Cyptozooa
as Endangered Species
Cryptozooa are supposedly hidden species, unknown to
science. To be sure there are many real species as yet undiscovered, but
cryptozooa are the popular ones, the legendary creatures occasionally sighted,
but never confirmed.
I’m with the skeptics on this; extraordinary claims require
extraordinary evidence. I don’t care to pry into witness’s motives, sanity or
accuracy; just give me concrete proof. Until then, shrug.
Finding a coelocanth at a fish market suffices. So will
photos and videos.
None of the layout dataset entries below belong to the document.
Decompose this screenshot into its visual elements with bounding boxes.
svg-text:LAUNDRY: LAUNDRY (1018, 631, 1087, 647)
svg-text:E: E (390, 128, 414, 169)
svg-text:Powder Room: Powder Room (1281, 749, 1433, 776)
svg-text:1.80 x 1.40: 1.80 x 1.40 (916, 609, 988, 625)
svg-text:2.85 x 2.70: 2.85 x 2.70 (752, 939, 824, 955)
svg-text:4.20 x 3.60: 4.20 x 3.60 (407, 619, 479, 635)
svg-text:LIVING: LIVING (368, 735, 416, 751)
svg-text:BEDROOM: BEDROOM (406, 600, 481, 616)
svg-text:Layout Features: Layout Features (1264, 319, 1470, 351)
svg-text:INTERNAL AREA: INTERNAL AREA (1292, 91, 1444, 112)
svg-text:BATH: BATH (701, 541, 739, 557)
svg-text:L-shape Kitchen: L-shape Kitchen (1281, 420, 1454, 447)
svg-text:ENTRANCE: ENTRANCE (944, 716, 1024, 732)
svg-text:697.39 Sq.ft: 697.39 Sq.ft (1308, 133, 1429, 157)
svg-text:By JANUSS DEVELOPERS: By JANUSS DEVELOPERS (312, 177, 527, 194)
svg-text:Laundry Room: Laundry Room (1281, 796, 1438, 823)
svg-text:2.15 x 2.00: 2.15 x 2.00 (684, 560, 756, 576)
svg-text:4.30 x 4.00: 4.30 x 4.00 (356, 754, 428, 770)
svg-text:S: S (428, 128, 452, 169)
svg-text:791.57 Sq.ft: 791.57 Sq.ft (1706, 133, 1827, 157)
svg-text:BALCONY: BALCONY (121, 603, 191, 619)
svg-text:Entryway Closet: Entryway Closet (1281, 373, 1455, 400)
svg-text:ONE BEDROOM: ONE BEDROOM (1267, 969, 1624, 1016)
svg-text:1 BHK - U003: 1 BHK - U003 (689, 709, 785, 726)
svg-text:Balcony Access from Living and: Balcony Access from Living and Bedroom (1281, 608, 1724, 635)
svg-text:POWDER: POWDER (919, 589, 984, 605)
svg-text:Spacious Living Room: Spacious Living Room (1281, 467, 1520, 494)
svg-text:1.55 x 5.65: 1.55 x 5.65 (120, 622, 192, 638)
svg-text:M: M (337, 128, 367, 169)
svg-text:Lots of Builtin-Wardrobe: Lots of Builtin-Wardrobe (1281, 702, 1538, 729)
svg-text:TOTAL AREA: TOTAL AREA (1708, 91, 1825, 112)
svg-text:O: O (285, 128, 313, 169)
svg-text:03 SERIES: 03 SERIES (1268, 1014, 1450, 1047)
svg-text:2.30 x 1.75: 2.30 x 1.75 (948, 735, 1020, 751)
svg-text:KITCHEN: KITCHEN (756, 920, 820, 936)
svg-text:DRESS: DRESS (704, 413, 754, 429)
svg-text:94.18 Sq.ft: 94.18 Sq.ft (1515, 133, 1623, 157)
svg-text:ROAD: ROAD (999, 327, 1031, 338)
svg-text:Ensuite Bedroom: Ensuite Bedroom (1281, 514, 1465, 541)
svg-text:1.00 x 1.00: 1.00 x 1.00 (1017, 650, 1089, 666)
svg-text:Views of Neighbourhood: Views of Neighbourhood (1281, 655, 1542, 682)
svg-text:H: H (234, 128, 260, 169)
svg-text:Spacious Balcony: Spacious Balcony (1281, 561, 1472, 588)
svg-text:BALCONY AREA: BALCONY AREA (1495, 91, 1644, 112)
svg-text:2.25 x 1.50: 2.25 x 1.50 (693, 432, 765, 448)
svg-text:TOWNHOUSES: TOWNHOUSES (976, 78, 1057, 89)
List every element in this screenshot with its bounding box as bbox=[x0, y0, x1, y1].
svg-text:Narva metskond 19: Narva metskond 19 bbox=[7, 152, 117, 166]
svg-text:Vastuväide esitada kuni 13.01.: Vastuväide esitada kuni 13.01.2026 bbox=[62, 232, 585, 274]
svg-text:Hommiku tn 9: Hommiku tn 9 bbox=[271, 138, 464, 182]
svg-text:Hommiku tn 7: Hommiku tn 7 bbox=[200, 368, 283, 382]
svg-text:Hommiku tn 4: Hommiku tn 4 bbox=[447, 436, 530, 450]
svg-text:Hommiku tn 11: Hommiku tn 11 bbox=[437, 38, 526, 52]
Fur and scat samples will do nicely, best of all is
capturing the beast alive. But being passionately convinced doesn’t count; you
could swear up and down it was Bigfoot you saw, but if the hair sample comes
back bear, then it was a bear.
I
grant that wild rare critters are elusive, for good reason; nonetheless, it’s
hard to hide a lake brachiosaur from sonar.
I
don’t recommend shooting Bigfoot as a zoological sample; what if he turns out,
on closer inspection, to be some crazy homeless guy you’ve just killed? And in
any case, cryptozooa are by definition rare; so I say they deserve protection
under the Endangered Species Act.
Cryptozooa are rare, and so deserve conservationist
protection; so you can’t take specimens of them, so you can’t prove they exist,
so you can’t prove that they deserve conservationist protection! That means Bigfoot and Nessie and
Champie and the Chubacabra and the Mokele Mbembe are covered by the Endangered
Species Act, but you can’t prove that they are!
And suppose that you did kill Bigfoot, then what do you do
with the body? Sell it to a museum? But then you’re liable under the Endangered
Species Act. Eat it? That’s almost cannibalism; you’ll get kuru. Hide it away? But
then why bother shooting it in the first place?
Thus
environmentalism protects legendary wildlife, even when unenforceable!